Smith plays pedal steel guitar, steel guitar and percussion. He is joined by Bob Fernandez, John Fitzgerald, M.B. Grady, and Theresa Knight on percussion.

Here we have a truly eclectic situation: Smith utilizes modern instruments to create contemporary classical tuneage. His application of steel guitar to achieve cerebrally ambient compositions is a delight for fans of modern music.

Smith’s sustained guitar chords vibrate with serene potency, the tonalities interweaving with each other to generate luscious harmonics. While often eerie in substance, this music evokes an introspective disposition with its layers of ethereal resonance. The textures flow with severe austerity, filling the air with a plethora of threads that combine to form endearingly soothing music. Despite the strict ambience accomplished, the songs possess an edgy quality that tingles deep in the brain.

These tracks exhibit a ghostly mien as the texturals create a vaporous atmospheric spectacle full of subliminal sparkle.
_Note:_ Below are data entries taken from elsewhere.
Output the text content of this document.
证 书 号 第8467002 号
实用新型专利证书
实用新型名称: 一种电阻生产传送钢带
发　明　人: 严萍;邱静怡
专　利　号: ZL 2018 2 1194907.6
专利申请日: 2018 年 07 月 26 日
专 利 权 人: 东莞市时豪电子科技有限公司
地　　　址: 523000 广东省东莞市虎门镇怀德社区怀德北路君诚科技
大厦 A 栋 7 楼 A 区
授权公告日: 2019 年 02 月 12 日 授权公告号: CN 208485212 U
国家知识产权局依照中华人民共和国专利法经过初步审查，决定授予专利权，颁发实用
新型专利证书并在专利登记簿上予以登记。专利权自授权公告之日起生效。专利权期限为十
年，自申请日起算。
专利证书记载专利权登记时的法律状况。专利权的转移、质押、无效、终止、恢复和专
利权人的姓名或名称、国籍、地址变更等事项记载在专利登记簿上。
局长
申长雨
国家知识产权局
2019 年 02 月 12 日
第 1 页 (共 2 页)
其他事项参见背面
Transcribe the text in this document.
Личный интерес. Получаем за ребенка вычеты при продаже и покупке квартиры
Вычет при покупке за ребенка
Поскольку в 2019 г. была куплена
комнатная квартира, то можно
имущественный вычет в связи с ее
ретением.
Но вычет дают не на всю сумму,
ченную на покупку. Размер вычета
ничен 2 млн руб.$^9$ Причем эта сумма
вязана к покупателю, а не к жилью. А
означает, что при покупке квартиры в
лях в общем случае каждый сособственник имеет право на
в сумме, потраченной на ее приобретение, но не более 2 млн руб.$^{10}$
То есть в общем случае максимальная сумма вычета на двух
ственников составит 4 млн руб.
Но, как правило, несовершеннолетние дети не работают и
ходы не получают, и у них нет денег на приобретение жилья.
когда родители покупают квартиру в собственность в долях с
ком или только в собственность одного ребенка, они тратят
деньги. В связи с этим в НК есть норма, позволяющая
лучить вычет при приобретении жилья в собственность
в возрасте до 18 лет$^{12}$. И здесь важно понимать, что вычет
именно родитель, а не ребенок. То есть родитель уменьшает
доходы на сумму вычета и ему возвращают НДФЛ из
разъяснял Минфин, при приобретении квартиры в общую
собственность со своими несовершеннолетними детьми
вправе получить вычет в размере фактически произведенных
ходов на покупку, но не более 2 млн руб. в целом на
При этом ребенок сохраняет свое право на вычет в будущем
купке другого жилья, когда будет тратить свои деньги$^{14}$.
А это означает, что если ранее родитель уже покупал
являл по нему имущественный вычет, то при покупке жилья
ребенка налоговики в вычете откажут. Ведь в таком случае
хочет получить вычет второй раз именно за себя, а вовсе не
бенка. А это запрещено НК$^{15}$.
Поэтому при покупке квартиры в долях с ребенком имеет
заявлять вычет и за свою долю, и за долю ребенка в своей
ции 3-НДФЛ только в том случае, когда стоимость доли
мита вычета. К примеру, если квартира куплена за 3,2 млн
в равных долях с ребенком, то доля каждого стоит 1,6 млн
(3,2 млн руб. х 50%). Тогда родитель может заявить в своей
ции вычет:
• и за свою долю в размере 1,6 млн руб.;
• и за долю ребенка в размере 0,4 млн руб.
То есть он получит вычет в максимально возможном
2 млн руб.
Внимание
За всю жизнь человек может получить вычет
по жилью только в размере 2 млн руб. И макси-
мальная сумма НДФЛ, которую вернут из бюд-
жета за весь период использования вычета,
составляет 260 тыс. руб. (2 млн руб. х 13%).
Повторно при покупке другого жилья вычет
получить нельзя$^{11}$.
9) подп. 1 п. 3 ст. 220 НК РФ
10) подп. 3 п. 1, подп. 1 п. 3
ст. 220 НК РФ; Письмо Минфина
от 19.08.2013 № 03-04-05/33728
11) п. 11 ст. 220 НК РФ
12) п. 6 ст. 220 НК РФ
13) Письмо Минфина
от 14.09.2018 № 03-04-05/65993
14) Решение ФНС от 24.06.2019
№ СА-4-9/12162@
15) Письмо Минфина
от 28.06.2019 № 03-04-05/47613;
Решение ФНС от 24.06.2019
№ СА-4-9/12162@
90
A few pieces feature twinkling beats of bell-like fragility which lend a decidedly celestial touch to the overall gaseous character of the music. The presence of conventional percussion is extremely submerged, barely discernible amid the music’s tonal definition.

The new tracks display an edgier quality as sharp expressions mark the dreamy flow with unexpected punctuations.

These compositions generally pursue harmonic definition, stacking layers of haunting tones to produce a panoramic fog of shimmering luster. The material will hold strong appeal for listeners seeking ambience with a subtle touch of intensity.